You can’t chain a soul and tbh he’s got a family with you. He’s married to you and if you push this or go more insecure then he’s going to think she is the one who got away… she’s his ex. He knows insta isn’t real. I’m fb friends with an ex or two. I was a lot younger than one and perhaps could be said that im more attractive than his wife. But she’s 12 years older and he chose to marry her not me. And you don’t base relationships purely on looks! He occasionally messages me telling me I’m still pretty and I disengage from that chat and keep it friendly out of respect for his family. Asking how his wife and kids are. She’s the mother of his kids. I’m a random ex who only exists in the rear view mirror. He might put me on a pedestal who knows but I hope he knows I’m not real. It’s just nostalgia. I have my own family and I may smile at some memories, but I don’t rank my relationships.. that one is gone. Just like this woman is part of his past as long as you don’t drag her into now.

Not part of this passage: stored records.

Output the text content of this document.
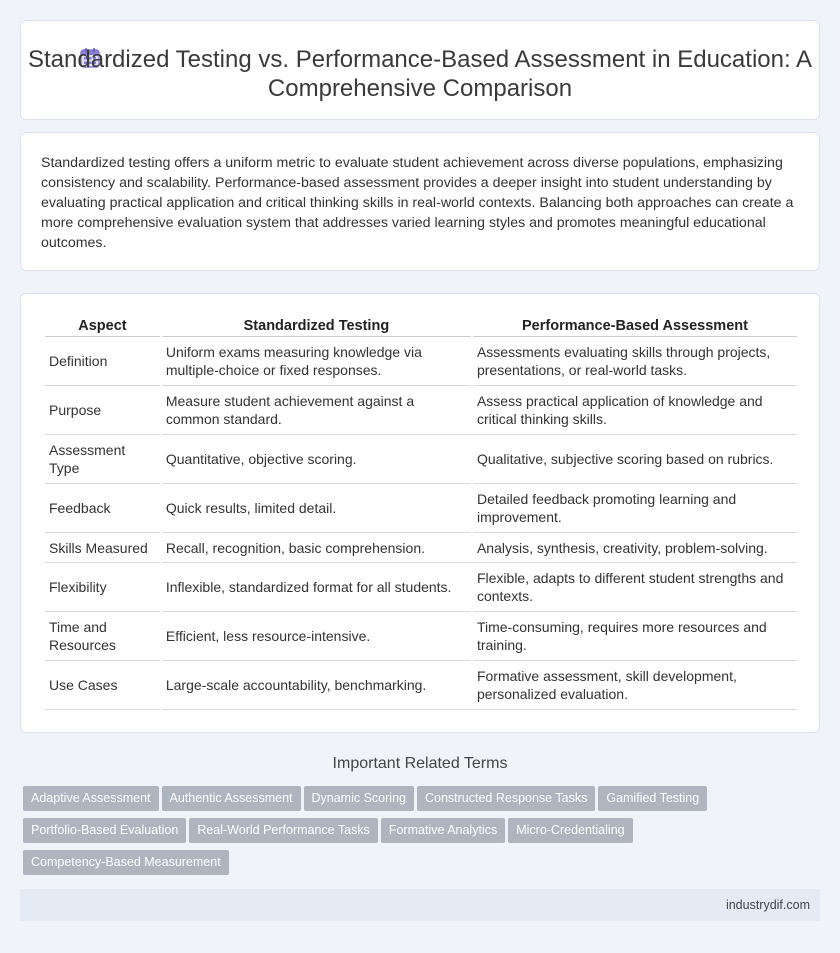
Standardized Testing vs. Performance-Based Assessment in Education: A Comprehensive Comparison

Standardized testing offers a uniform metric to evaluate student achievement across diverse populations, emphasizing consistency and scalability. Performance-based assessment provides a deeper insight into student understanding by evaluating practical application and critical thinking skills in real-world contexts. Balancing both approaches can create a more comprehensive evaluation system that addresses varied learning styles and promotes meaningful educational outcomes.

Aspect	Standardized Testing	Performance-Based Assessment
Definition	Uniform exams measuring knowledge via multiple-choice or fixed responses.	Assessments evaluating skills through projects, presentations, or real-world tasks.
Purpose	Measure student achievement against a common standard.	Assess practical application of knowledge and critical thinking skills.
Assessment Type	Quantitative, objective scoring.	Qualitative, subjective scoring based on rubrics.
Feedback	Quick results, limited detail.	Detailed feedback promoting learning and improvement.
Skills Measured	Recall, recognition, basic comprehension.	Analysis, synthesis, creativity, problem-solving.
Flexibility	Inflexible, standardized format for all students.	Flexible, adapts to different student strengths and contexts.
Time and Resources	Efficient, less resource-intensive.	Time-consuming, requires more resources and training.
Use Cases	Large-scale accountability, benchmarking.	Formative assessment, skill development, personalized evaluation.
Important Related Terms
Adaptive Assessment Authentic Assessment Dynamic Scoring Constructed Response Tasks Gamified Testing
Portfolio-Based Evaluation Real-World Performance Tasks Formative Analytics Micro-Credentialing
Competency-Based Measurement
industrydif.com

CalmTheFuckDownMargaret · 13/11/2025 14:36

if he’s saying he thought she looked fit and you think he looked flirty then I think it’s safe to say that he was giving her a flirty bit of body language. Don’t let him make you feel you’ve gone mad!

ohyesido · 13/11/2025 14:43

I don’t think you’re overthinking. That sounds like an intimate exchange from which you are excluded

Doubledenim305 · 13/11/2025 17:00

He's following her on social media?
Meh... Giving her playful looks.
I get why u posted this. Trust your instincts and always have a back up plan.

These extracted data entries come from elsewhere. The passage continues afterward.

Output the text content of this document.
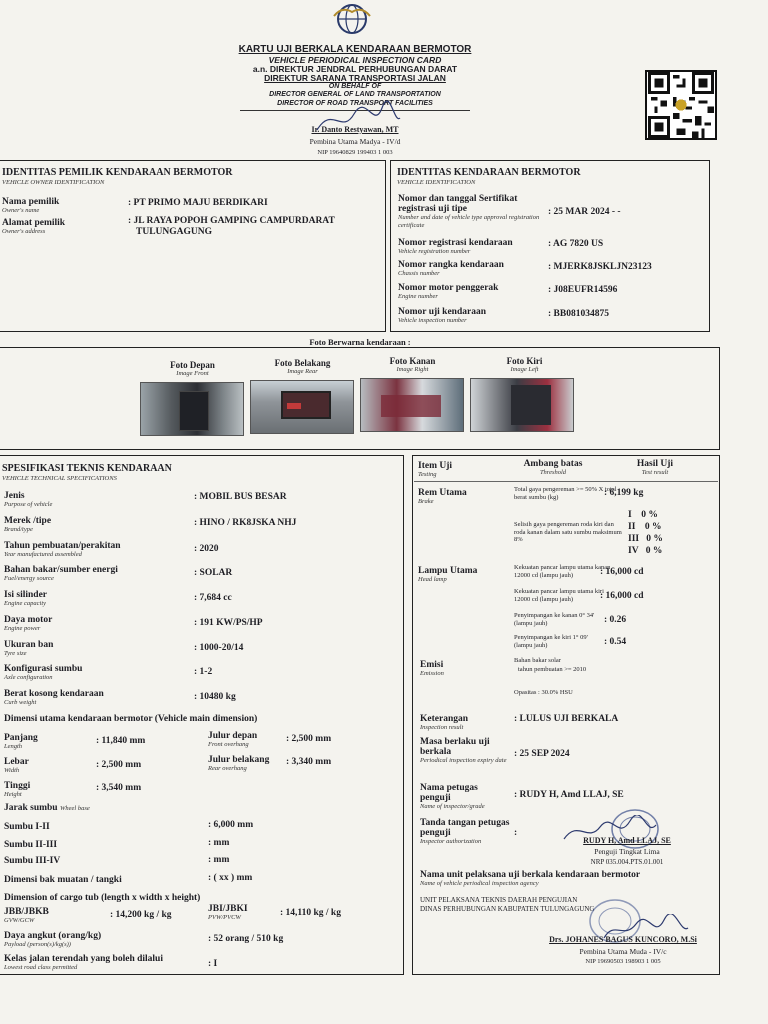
KARTU UJI BERKALA KENDARAAN BERMOTOR
VEHICLE PERIODICAL INSPECTION CARD
a.n. DIREKTUR JENDRAL PERHUBUNGAN DARAT
DIREKTUR SARANA TRANSPORTASI JALAN
ON BEHALF OF
DIRECTOR GENERAL OF LAND TRANSPORTATION
DIRECTOR OF ROAD TRANSPORT FACILITIES
Ir. Danto Restyawan, MT
Pembina Utama Madya - IV/d
NIP 19640829 199403 1 003
IDENTITAS PEMILIK KENDARAAN BERMOTOR
VEHICLE OWNER IDENTIFICATION
Nama pemilik
Owner's name
: PT PRIMO MAJU BERDIKARI
Alamat pemilik
Owner's address
: JL RAYA POPOH GAMPING CAMPURDARAT
TULUNGAGUNG
IDENTITAS KENDARAAN BERMOTOR
VEHICLE IDENTIFICATION
Nomor dan tanggal Sertifikat registrasi uji tipe
Number and date of vehicle type approval registration certificate
: 25 MAR 2024 - -
Nomor registrasi kendaraan
Vehicle registration number
: AG 7820 US
Nomor rangka kendaraan
Chassis number
: MJERK8JSKLJN23123
Nomor motor penggerak
Engine number
: J08EUFR14596
Nomor uji kendaraan
Vehicle inspection number
: BB081034875
Foto Berwarna kendaraan :
Foto Depan
Image Front
Foto Belakang
Image Rear
Foto Kanan
Image Right
Foto Kiri
Image Left
SPESIFIKASI TEKNIS KENDARAAN
VEHICLE TECHNICAL SPECIFICATIONS
Jenis
Purpose of vehicle
: MOBIL BUS BESAR
Merek /tipe
Brand/type
: HINO / RK8JSKA NHJ
Tahun pembuatan/perakitan
Year manufactured assembled
: 2020
Bahan bakar/sumber energi
Fuel/energy source
: SOLAR
Isi silinder
Engine capacity
: 7,684 cc
Daya motor
Engine power
: 191 KW/PS/HP
Ukuran ban
Tyre size
: 1000-20/14
Konfigurasi sumbu
Axle configuration
: 1-2
Berat kosong kendaraan
Curb weight
: 10480 kg
Dimensi utama kendaraan bermotor (Vehicle main dimension)
Panjang
Length
: 11,840 mm	Julur depan
Front overhang
: 2,500 mm
Lebar
Width
: 2,500 mm	Julur belakang
Rear overhang
: 3,340 mm
Tinggi
Height
: 3,540 mm
Jarak sumbu Wheel base
Sumbu I-II	: 6,000 mm
Sumbu II-III	: mm
Sumbu III-IV	: mm
Dimensi bak muatan / tangki	: ( xx ) mm
Dimension of cargo tub (length x width x height)
JBB/JBKB
GVW/GCW
: 14,200 kg / kg
JBI/JBKI
PVW/PVCW	: 14,110 kg / kg
Daya angkut (orang/kg)
Payload (person(s)/kg(s))
: 52 orang / 510 kg
Kelas jalan terendah yang boleh dilalui
Lowest road class permitted	: I
Item Uji
Testing
Ambang batas
Threshold
Hasil Uji
Test result
Rem Utama
Brake
Total gaya pengereman >= 50% X total berat sumbu (kg)	: 6,199 kg
Selisih gaya pengereman roda kiri dan roda kanan dalam satu sumbu maksimum 8%
I 0 %
II 0 %
III 0 %
IV 0 %
Lampu Utama
Head lamp
Kekuatan pancar lampu utama kanan 12000 cd (lampu jauh)	: 16,000 cd
Kekuatan pancar lampu utama kiri 12000 cd (lampu jauh)	: 16,000 cd
Penyimpangan ke kanan 0° 34' (lampu jauh)	: 0.26
Penyimpangan ke kiri 1° 09' (lampu jauh)	: 0.54
Emisi
Emission
Bahan bakar solar
tahun pembuatan >= 2010
Opasitas : 30.0% HSU
Keterangan
Inspection result
: LULUS UJI BERKALA
Masa berlaku uji berkala
Periodical inspection expiry date
: 25 SEP 2024
Nama petugas penguji
Name of inspector/grade
: RUDY H, Amd LLAJ, SE
Tanda tangan petugas penguji
Inspector authorization
:
RUDY H, Amd LLAJ, SE
Penguji Tingkat Lima
NRP 035.004.PTS.01.001
Nama unit pelaksana uji berkala kendaraan bermotor
Name of vehicle periodical inspection agency
UNIT PELAKSANA TEKNIS DAERAH PENGUJIAN
DINAS PERHUBUNGAN KABUPATEN TULUNGAGUNG
Drs. JOHANES BAGUS KUNCORO, M.Si
Pembina Utama Muda - IV/c
NIP 19690503 198903 1 005
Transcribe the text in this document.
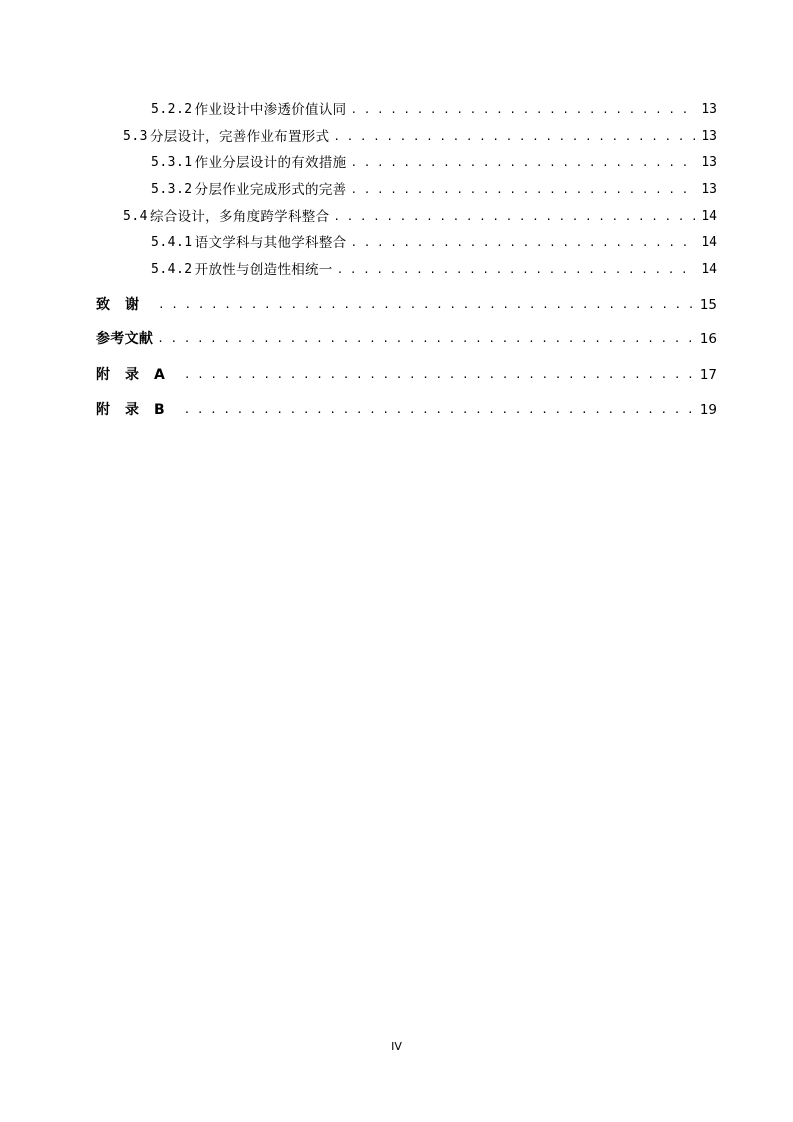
5.2.2 作业设计中渗透价值认同 . . .	13
5.3 分层设计，完善作业布置形式 . . .	13
5.3.1 作业分层设计的有效措施 . . .	13
5.3.2 分层作业完成形式的完善 . . .	13
5.4 综合设计，多角度跨学科整合 . . .	14
5.4.1 语文学科与其他学科整合 . . .	14
5.4.2 开放性与创造性相统一 . . .	14
致谢 . . .	15
参考文献 . . .	16
附录A . . .	17
附录B . . .	19
IV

Goditsmemargaret · 14/11/2025 07:37

Wildefish · 12/11/2025 22:23

I saying we all have a past and we all loved them at some time. To be an adult and except it. Always amuses me how rude people are on here.

Yes people ARE rude on MN, including you with your patronising description of how mature and adult you were upon meeting your partner's ex. OP didn't get a chance to behave similarly as her DH behaved like an utter pillock staring at his ex, not saying hello and certainly not introducing her in a relaxed normal way. So well done to you.

Wildefish · 14/11/2025 13:18

I shall take that on board I was not intentionally being patronising but I can see that I was. I pride myself on usually being kind and helpful.

pineapplesundae · 15/11/2025 05:52

We’ll get yourself back to the gym and build your confidence up.